The Olympic First Impression

It was a cold morning in Russia on the opening day of the Sochi Winter Olympic Games 2014. I got out of my car and huddled into my thin jacket as chilly winds blew around me. I had just gotten into the stadium after rushing for two hours, and lines of cars were still waiting behind me, fighting to get into the stadium.



I hustled past the swarm of people near the ticket barrier and hurried into the stadium. It was the first time I was watching a winter Olympic sports and so I was unprepared.

As I walked through the huge opening, the first thing that struck me was the noise. I looked about to find huge cheering crowds gathered within the hundreds of seats around the stadium. The stadium had an oval shape like a football stadium, only there was more white than green. Tall barriers had been put up to control the wild fans as they cheered  loudly, waving flags of different countries.

I desperately pushed past the crowd and went on to take my seat in the far end.
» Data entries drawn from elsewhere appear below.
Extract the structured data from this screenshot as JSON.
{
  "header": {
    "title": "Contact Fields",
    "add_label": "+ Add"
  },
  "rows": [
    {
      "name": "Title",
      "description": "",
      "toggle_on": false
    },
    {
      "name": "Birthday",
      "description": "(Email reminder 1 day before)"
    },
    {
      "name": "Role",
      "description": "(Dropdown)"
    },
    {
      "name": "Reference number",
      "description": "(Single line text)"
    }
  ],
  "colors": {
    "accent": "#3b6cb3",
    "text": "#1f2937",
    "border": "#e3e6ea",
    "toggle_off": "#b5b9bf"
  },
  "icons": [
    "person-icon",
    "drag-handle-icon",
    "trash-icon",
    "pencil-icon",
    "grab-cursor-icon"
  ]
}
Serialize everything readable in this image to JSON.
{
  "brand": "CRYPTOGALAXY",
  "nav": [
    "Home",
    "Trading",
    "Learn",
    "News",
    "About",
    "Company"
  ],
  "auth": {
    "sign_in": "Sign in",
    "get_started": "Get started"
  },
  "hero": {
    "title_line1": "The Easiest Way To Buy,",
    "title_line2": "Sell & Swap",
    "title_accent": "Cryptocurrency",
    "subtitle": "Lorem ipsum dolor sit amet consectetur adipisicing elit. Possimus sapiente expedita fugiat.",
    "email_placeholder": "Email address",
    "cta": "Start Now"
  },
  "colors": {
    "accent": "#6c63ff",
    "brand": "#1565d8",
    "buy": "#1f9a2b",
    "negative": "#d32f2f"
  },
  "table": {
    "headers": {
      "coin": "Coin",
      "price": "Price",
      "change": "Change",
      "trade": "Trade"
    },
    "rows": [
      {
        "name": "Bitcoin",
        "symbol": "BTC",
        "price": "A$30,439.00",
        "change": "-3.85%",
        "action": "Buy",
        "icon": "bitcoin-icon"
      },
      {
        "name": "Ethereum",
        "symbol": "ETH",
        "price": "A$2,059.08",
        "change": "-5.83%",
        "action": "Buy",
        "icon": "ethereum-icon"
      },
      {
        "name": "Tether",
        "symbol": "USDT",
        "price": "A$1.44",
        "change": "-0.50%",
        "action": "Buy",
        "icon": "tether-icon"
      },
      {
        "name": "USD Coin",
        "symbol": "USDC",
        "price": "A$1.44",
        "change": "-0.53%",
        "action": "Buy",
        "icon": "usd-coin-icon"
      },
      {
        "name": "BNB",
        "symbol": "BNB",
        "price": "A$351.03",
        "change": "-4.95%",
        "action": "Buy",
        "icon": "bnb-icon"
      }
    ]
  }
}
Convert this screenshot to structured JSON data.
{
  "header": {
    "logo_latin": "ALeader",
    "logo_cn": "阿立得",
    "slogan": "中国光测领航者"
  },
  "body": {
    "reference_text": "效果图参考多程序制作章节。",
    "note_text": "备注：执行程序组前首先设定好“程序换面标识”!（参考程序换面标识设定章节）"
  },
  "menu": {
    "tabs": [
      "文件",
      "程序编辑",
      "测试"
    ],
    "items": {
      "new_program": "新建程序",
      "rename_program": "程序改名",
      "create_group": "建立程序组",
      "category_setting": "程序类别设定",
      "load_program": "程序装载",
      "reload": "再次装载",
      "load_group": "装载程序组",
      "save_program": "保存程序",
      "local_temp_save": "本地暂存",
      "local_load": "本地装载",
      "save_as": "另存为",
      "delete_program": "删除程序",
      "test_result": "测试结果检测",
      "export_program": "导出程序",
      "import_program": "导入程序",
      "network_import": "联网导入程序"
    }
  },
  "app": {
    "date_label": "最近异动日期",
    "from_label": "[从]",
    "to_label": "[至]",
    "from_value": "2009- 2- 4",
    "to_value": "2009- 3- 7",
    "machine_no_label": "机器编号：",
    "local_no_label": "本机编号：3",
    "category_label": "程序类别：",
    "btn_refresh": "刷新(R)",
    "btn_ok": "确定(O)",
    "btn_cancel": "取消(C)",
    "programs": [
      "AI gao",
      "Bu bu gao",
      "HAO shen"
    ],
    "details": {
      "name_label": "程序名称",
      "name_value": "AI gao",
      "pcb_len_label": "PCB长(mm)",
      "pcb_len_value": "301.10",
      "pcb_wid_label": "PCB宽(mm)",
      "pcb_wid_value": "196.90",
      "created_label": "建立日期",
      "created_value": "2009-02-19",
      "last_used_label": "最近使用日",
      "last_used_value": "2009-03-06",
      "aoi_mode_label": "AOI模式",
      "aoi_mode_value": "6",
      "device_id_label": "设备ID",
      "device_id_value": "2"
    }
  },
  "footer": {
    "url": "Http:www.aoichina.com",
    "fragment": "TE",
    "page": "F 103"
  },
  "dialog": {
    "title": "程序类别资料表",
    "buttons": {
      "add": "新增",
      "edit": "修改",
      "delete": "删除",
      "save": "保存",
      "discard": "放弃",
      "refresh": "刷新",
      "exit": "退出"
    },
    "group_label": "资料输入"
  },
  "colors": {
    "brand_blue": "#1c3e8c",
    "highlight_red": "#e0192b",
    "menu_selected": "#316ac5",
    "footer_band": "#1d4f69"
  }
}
Only when I finally settled down did I get a chance to see the skating ring below me. It was a huge, round piece of snowy white ice that had been polished hard so it gleamed in the bright lights. It was so incredibly clear that I could almost bend over and see my own reflection staring back at me in the ice.

Near the skating ring, the judges were seated in tall chairs with a huge glass table in front of them. They looked elderly, men and women with big fat registers in their hands. Even the cheers of the crowd didn’t unhinge them as they bent over their important papers. 

The media had also collected in big groups, sending flashes of cameras around the excited crowd. There was a tense but excited atmosphere around the stadium as I quietly took my seat, bewildered by the whole scene.

Suddenly the noise died out as the first two contestants appeared on the ice, emerging from some far corner of the stadium. They were Sandrine and Prince, representing France, as the commentator announced their arrival. They both looked breathtaking, the girl dressed in a beautiful jeweled dress that was almost as short as a swimsuit.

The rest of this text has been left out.